Немудрено, что глава СС Генрих Гиммлер, глянув на чудовищное нагромождение терминологии, отказался тратить свое драгоценное время на выслушивание докладов в коллективе высоколобых ученых и написал вежливый отказ Бернгарду Русту. Генерал-фельдмаршал Вильгельм Кейтель дипломатично заверил организаторов, что придает большое значение «этим научным проблемам», но «бремя возложенных обязанностей» не позволяет ему принять участие в совещании. Гросс-адмирал Эрих Редер уведомил о прибытии одного из своих заместителей. В итоге никто из властей предержащих не явился слушать научную «тарабарщину». Совещание провели без них.

После докладов Эриха Шумана и Отто Гана на трибуну поднялся Вернер Гейзенберг и заговорил о цепной реакции деления ядер как основе производства атомной энергии. При этом он выбрал эпитеты, которые лучше подошли бы средневековому алхимику, нежели ученому середины ХХ века. Впрочем, ядерная физика была и остается современной алхимией.

Цепная реакция возможна, говорил Гейзенберг, лишь в том случае, если во время расщепления ядер выделяется больше нейтронов, нежели поглощается другими ядрами. С природным ураном все происходит наоборот, поэтому в чистом виде он непригоден для проведения такой реакции. Давайте попробуем сравнить процесс расщепления ядра с «заключением брака» и «рождением ребенка», а поглощение нейтронов со «смертью». В природном уране «показатель смертности» выше «числа рождений». В жизни это приводит к тому, что все «население» страны вскоре вымирает. Изменить это можно тремя способами: во-первых, требуя, чтобы каждая семья заводила больше детей, во-вторых, увеличивая число «свадеб», в-третьих, снижая «смертность». Среднее количество нарождающихся нейтронов-детей нам никак не изменить, ведь это константа, данная нам природой. Поступим по-другому. Увеличим содержание урана-235, и тогда «смертность» нейтронов снизится. Если же нам удастся совершенно изолировать уран-235, то тогда смертность вообще прекратится. Если мы накопим некоторое количество чистого урана-235, то число нейтронов может неимоверно возрасти в нем в кратчайшее мгновение. В течение доли секунды вся энергия расщепления выделится. Раздастся взрыв невиданной силы. Однако изолировать уран-235 очень и очень трудно. Большинство ученых, работающих над данным проектом, пытается решить именно эту проблему, о чем поведает собравшимся профессор Клузиус. Добавлю лишь, заявил Гейзенберг, что американцы, по всей видимости, уделяют этому вопросу особенно пристальное внимание.

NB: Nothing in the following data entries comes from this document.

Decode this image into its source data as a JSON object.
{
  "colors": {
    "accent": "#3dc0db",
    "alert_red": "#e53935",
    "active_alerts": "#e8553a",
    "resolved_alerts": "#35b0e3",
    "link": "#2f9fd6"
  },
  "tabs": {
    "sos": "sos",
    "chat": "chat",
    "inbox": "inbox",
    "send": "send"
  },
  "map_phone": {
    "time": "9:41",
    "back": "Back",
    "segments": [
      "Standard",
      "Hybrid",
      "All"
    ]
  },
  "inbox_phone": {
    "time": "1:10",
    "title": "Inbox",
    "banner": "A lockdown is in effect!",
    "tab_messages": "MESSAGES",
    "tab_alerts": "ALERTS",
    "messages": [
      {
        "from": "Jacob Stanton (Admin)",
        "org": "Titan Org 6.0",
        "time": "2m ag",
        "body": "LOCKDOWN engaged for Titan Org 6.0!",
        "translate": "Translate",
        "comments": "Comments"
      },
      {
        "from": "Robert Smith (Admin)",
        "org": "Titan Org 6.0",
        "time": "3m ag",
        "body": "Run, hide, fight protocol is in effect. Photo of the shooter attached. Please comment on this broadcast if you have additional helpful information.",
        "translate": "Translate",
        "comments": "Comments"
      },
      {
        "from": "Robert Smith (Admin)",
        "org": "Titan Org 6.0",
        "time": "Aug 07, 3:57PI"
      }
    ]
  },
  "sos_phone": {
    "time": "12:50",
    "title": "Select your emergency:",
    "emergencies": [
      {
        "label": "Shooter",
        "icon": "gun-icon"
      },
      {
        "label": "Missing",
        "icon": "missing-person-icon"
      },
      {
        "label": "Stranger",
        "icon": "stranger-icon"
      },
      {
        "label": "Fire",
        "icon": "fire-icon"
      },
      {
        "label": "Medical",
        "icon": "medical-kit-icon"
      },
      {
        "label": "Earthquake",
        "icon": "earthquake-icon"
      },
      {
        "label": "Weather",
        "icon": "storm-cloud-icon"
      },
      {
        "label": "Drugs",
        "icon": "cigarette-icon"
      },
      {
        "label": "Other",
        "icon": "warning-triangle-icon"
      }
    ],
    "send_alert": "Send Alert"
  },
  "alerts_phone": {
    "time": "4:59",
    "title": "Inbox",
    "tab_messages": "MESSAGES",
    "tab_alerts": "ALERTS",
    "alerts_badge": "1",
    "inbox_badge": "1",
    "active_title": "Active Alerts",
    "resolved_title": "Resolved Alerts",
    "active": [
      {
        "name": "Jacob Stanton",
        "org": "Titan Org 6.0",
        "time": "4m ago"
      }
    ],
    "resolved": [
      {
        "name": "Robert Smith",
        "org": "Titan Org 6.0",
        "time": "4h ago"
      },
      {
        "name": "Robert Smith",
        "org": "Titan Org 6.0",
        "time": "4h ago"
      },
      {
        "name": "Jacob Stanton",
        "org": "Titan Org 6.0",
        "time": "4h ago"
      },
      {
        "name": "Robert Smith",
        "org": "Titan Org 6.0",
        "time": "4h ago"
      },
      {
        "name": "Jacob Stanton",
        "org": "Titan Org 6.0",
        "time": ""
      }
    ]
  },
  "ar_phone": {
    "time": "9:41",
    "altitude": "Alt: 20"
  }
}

Есть другой способ снизить «смертность». Новейшие исследования показали, что нейтроны «умирают», то есть поглощаются, лишь в том случае, если они наделены определенными энергиями (движутся с какой-то конкретной скоростью). Ее можно снизить. Ученые пытаются найти вещества, которые тормозят нейтроны, но не поглощают их. Лучшим их «замедлителем» был бы гелий, ведь он вообще не поглощает нейтроны, но этот газ слишком легок и использовать его мы не можем. Остается лишь тяжелая вода, поскольку опыт показал, что графит и бериллий непригодны для этой цели. «Урановая машина», очевидно, будет состоять из нескольких слоев урана и замедлителя. Тепловая энергия, им создаваемая и передаваемая обычной воде, станет вращать турбину. «Урановая машина» не потребляет кислород, поэтому она особенно хороша для оснащения субмарин. Однако этим ее польза не ограничена. Внутри «машины» при преобразовании ядер урана возникает новый элемент с порядковым номером 94. Он, очевидно, обладает такой же взрывной силой, как и чистый уран-235. Накопить этот элемент легче, чем уран-235.

Конференция в Физическом институте все же состоялась и растянулась на три дня. На ней выступили с докладами почти все ведущие ядерщики страны. Профессор Вальтер Боте доложил о проводившихся им измерениях «диффузионной длины», Карл фон Вайцзеккер – о дополнениях «к теории резонансной абсорбции в урановой машине». Профессор Георг Дёпель описал осенний опыт с реактором «L–III», содержавшим оксид урана и тяжелую воду, а Карл Вирц познакомил слушателей с опытами, которые велись в «Вирусной лаборатории», находившейся в нескольких сотнях метрах от зала заседаний. Ряд выступлений посвящался поведению урана при обстреле его быстрыми нейтронами, а также особенностям недавно открытых трансурановых элементов с номерами 93 и 94 (нептуния и плутония).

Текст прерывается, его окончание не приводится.